Expandrive is Nifty

Like most developers who do web stuff, I sometimes need to edit files on a remote server. It turns out that this is a pain in the patookus. Or, at least, it was.

After the thirty day trial, I gave in to the power of ExpanDrive. Those thirty days convinced me that $40 was well worth the price of admission. It’s nifty to be able to mount your remote filesystems via SSH as if they were just network disks.

And yes, before I spent my bucks, I carefully evaluated using emacs tramp-mode, remote emacs via terminal, CyberDuck, Transmit, MacFuse with SSHFS, and MacFusion. I even looked at improving my source control policies and using Capistrano (yuck!) or [Fabric](http://www.nongnu.org/fab/ “A promising start but suffers hugely from NO DOCUMENTATION and inability to invoke “recursively” across hosts.”) (too immature!)

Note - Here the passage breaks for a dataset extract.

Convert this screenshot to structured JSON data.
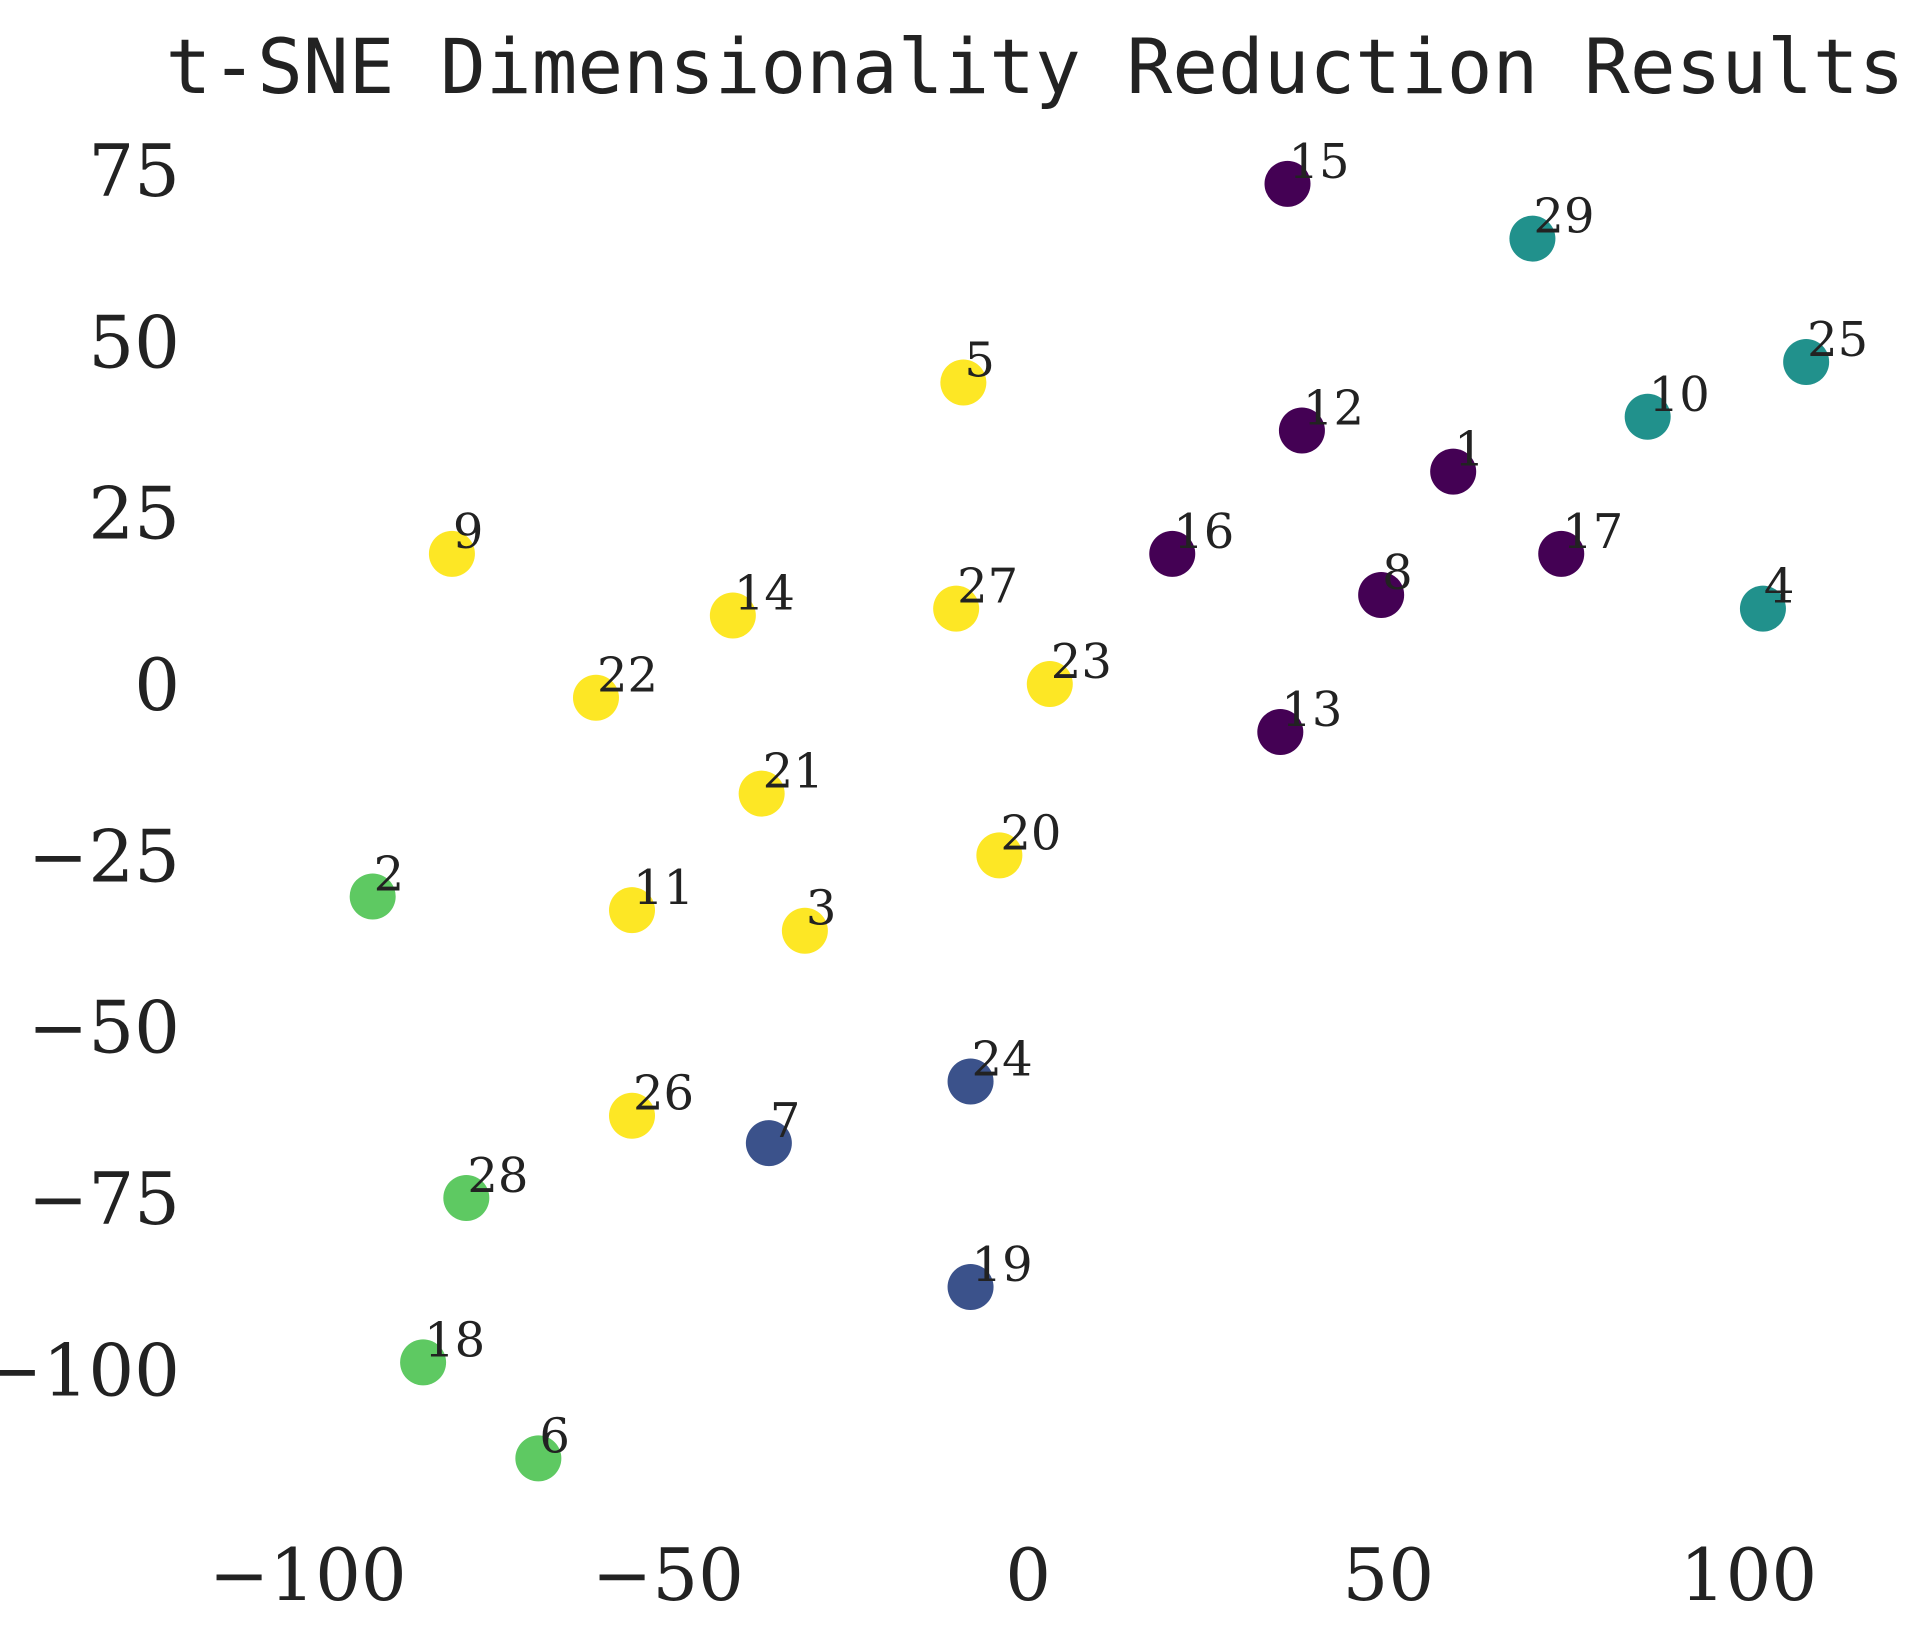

ExpanDrive is based on MacFuse, but not SSHFS; this makes all the difference. Whatever caching magic they do makes ExpanDrive scream when working with lots of small files in nested directories. Perhaps the SSHFS folks will catch up sometime soon, but at the moment the distance between the two is vast enough to justify the cost.

And I can’t wait for ExpanDrive’s planned S3 disk feature. Hot!